Anderswo ist sie dagegen das A und O der Kommunikation.  Die staatliche Lebensmittelüberwachung in England veröffentlichte unlängst eine “Anleitung zum Händewaschen”, nachdem eine ihrer Untersuchungen ergeben hatte, dass eine satte Mehrheit der Beschäftigten in Catering-Firmen – also das Küchenpersonal in mobilen und stationären Kantinen – sich ihre Hände nicht ausreichend oder gar nicht oder nicht oft genug wäscht: “Schritt 1 – Benässe Deine Hände gründlich unter laufendem warmen Wasser und spritze etwas Flüssigseife in die Innenfläche einer Hand. Schritt 2 – Reibe beide Hände aneinander, so daß Schaum entsteht. Schritt 3 – Reibe die Innenseite einer Hand gegen den Rücken der anderen und die Finger. Wiederhole den Vorgang mit der anderen Hand. Schritt 4 – Reibe zwischen den Fingern beider Hände und rund um die Daumen. Schritt 5 – Wasche die Seife mit sauberem Wasser ab. Schritt 6 – Trockne Deine Hände gründlich ab”. (Quelle: Mail on Sunday)

Was hat es mit diesem Schwachsinn auf sich? Schon vor Margret Thatcher und ihrer neoliberalen Durchforstung der ganzen Gesellschaft war das englische Bildungssystem zum großen Teil privatisiert, d.h. das miese staatliche Schulwesen war für die Armen da und das gute private für die Reichen.

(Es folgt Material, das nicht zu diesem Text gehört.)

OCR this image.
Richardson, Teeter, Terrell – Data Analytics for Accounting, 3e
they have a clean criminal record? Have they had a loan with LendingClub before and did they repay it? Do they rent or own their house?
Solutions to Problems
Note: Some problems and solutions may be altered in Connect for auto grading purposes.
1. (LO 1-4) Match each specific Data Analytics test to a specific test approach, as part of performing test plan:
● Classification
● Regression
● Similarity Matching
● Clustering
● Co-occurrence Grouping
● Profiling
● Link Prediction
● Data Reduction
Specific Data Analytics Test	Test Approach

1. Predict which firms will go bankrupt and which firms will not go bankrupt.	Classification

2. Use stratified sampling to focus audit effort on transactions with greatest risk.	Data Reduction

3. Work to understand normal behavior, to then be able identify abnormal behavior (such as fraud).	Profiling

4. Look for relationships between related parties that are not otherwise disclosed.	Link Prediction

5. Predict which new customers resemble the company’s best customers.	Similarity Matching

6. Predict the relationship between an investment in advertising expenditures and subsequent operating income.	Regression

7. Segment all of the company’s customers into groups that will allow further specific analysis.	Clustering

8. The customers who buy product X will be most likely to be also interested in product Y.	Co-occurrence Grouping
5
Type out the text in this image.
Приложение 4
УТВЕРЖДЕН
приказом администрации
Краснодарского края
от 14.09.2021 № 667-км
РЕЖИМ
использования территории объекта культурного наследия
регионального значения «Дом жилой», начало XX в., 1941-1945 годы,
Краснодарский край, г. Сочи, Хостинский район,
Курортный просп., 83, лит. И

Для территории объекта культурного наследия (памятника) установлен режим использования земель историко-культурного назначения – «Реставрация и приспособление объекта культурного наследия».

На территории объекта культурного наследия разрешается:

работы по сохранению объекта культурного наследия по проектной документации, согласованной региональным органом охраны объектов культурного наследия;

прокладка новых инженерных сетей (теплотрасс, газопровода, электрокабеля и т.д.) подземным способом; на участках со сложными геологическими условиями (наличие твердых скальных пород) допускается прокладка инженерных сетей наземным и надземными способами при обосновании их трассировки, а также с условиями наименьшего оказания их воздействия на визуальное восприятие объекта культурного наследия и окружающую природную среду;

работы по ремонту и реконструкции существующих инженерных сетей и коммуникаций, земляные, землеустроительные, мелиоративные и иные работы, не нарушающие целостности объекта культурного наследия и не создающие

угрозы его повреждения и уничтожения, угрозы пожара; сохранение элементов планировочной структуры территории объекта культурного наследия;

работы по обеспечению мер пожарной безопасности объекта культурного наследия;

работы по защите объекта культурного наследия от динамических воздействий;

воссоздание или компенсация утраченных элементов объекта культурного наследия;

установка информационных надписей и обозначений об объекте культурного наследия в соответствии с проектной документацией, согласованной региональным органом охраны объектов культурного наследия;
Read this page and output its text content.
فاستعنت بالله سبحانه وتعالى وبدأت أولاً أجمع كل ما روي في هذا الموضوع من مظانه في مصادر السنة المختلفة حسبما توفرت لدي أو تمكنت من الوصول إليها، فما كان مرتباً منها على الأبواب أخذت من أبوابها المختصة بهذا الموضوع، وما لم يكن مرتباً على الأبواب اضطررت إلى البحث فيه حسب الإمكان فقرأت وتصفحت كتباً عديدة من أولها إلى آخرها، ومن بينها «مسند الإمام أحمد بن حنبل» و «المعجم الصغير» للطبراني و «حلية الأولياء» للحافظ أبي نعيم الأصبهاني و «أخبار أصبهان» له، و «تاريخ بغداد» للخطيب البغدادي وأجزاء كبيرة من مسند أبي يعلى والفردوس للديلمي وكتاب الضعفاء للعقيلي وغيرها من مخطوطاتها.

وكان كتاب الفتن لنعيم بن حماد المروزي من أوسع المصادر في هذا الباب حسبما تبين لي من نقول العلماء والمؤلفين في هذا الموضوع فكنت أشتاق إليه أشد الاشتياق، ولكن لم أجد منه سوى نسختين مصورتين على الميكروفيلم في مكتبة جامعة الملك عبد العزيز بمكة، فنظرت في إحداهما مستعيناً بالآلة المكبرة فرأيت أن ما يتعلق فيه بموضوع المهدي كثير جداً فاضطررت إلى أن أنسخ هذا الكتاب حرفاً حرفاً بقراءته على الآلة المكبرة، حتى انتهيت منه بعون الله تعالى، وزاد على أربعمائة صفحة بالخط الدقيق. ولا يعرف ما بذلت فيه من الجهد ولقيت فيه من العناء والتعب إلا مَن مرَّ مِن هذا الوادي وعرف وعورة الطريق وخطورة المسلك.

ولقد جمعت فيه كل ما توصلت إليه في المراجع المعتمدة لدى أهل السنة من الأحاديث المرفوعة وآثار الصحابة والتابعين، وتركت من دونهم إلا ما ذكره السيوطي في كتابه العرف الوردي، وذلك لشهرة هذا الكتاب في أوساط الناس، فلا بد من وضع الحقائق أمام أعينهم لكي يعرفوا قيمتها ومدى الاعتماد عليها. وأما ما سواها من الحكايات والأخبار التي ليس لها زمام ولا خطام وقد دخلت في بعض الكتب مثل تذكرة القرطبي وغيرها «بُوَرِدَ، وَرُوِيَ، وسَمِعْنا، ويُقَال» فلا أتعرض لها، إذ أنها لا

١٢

Dies hatte zur Folge, dass man dort meinte, die Arbeiterklasse und generell alle Unterprivilegierten ihr Leben lang öffentlich schulen zu müssen – dergestalt, dass überall und an den unmöglichsten Orten pädagogische Schilder angebracht werden: “An der Theke nicht rauchen!” “Nicht spucken!” “Hier nicht rumstehen!” “Der letzte Drink wird um 23 Uhr ausgeschenkt!” “Nach dem Pinkeln das Ziehen nicht vergessen!”  “Hier warten und anstellen!” “Hier keine Gläser abstellen!” “Bitte nicht laut reden!” “Bleibe höflich!” usw..

Ständig stieß man früher in englischen Parkanlagen und auf öffentlichen sowie halböffentlichen Plätzen auf solche Schilder – und seitdem haben sie sich wie die Wanzen vermehrt. Man bekommt als Ausländer schnell das Gefühl, in eine Gesellschaft von Debilen und Asozialen geraten zu sein und wundert sich, dass  Leute, die solche Hinweisschilder brauchen bzw. tolerieren, überhaupt lesen können. Je mehr man sich jedoch den besseren Kreisen nähert – in Clubs, vornehmen Läden und Hotels – desto  weniger Schilder gibt es.

Und nicht nur das: als Reicher darf man anscheinend alles. Im vornehmen “Kensington Hilton” sah ich, wie ein kleiner reicher Chinese das Empfanspersonal so lange und aufs gröbste beschimpfte, bis er sein “King Size Bed” nicht erst am nächsten Tag, sondern sofort bekam. Man kann dort das Dienstpersonal als Reicher sogar anspucken oder bepinkeln, vorausgesetzt man hat genug Geld, um dafür zu zahlen. Wir haben es hier inzwischen mit einer echten Schweinegesellschaft zu tun.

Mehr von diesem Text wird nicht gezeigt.